Keinarra tersentak. “Ya, Pak?”

Beberapa mahasiswa menoleh dengan tawa tertahan. Pak Raditya mendengus. “Saya tanya, dalam kondisi elastis sempurna, bagaimana bentuk kurva permintaan?”

Keinarra menatap papan tulis seperti melihat simbol alien.

“E-e… horizontal, Pak,” jawabnya pelan.

Pak Raditya mengangguk setengah enggan. “Tolong fokus. Jangan datang ke kelas hanya karena absensi.”

Keinarra mengangguk. “Maaf, Pak.”

Widhy yang duduk di sampingnya mengusap lengan Keinarra, tatapannya tampak iba.

“Aku enggak bisa tidur semalam,” kata Keinarra memberitahu kenapa dia tidak fokus.

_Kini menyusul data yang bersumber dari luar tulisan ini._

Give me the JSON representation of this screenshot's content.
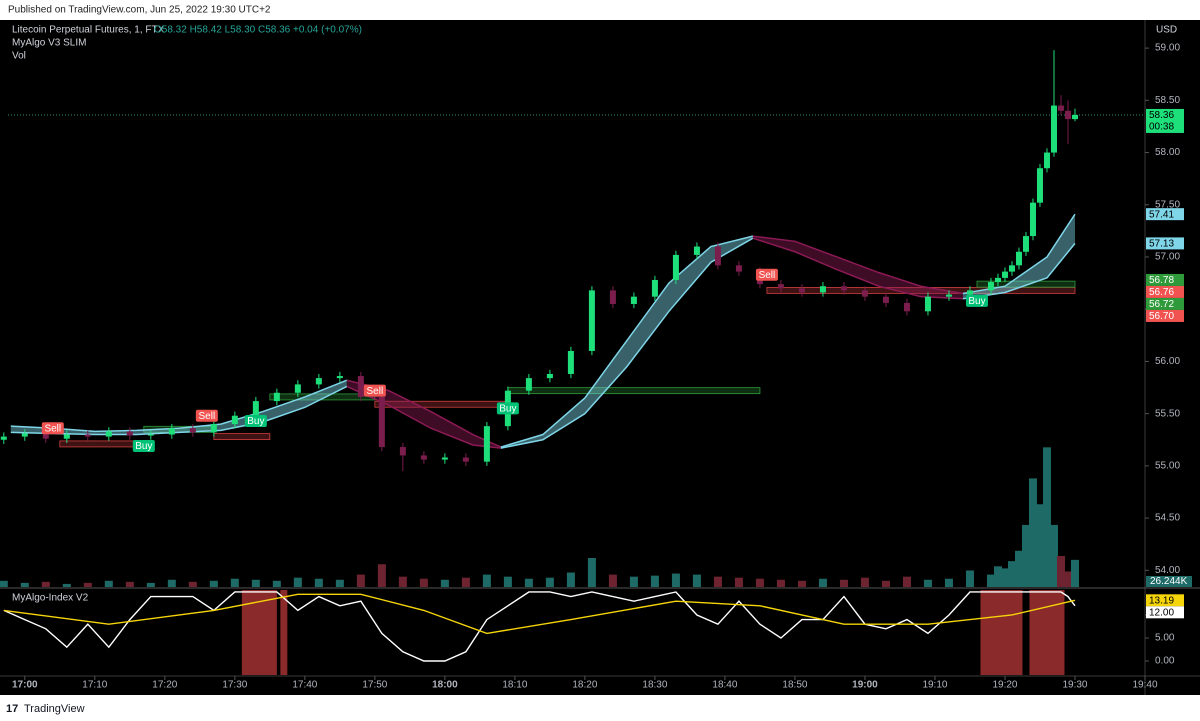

Widhy menganggukan kepalanya mengerti dan mereka berdua kembali memperhatikan apa yang disampaikan pak Raditya.

***

Usai mata kuliah kedua, Widhy menyeret Keinarra ke kantin kampus.

“Duduk di sini, aku pesen dulu,” kata Widhy lalu beberapa menit kemudian gadis cantik itu kembali.

Widhy meletakkan nampan makanan di hadapan Keinarra dengan dramatis.

“Mulai sekarang, kamu enggak boleh menghindar dari aku lagi pas makan siang, kamu harus makan,” ucapnya sambil menyeruput es teh manis.

Keinarra tersenyum lemah. “Aku cuma lagi enggak laper.”

“Bohong. Terus mata kamu kayak panda insomnia. Enggak tidur semalem ya?” Widhy mencolek pipinya.

Keinarra tertawa kecil, tapi tidak menjawab.

Widhy makin serius. “Hei… ayah kamu gimana?”

Pertanyaan itu membuat tawa Keinarra langsung lenyap. Tapi ia buru-buru mengganti ekspresinya.

“Sudah lebih baik. Perawat bilang semalam tekanan darahnya stabil. Mungkin sebentar lagi sadar,” katanya sambil menyuap nasi pelan, padahal perutnya lapar sejak tadi.

Widhy tersenyum lega. “Syukurlah… aku sempat khawatir banget. Kamu enggak cerita-cerita, enggak angkat telpon, enggak balas chat.”

“Sorry… aku cuma lagi pengen tenangin diri. Banyak tugas juga,” ujar Keinarra berdusta, lagi.

Widhy menatapnya sejenak. “Kamu yakin kamu baik-baik aja?”

Keinarra mengangguk cepat. Terlalu cepat.

“Ya udah, nanti malam nginep di kosanku, ya? Kita maskeran sambil nonton drama Korea.”

Keinarra tersenyum. “Kamu tahu ‘kan aku kerja shift malam, aku enggak bisa.”

“Oh iya ya ….” Widhy cemberut.

“Ehm… mungkin lain kali ya, Wid… aku janji.”

Bohong lagi. Tapi apa lagi yang bisa ia lakukan?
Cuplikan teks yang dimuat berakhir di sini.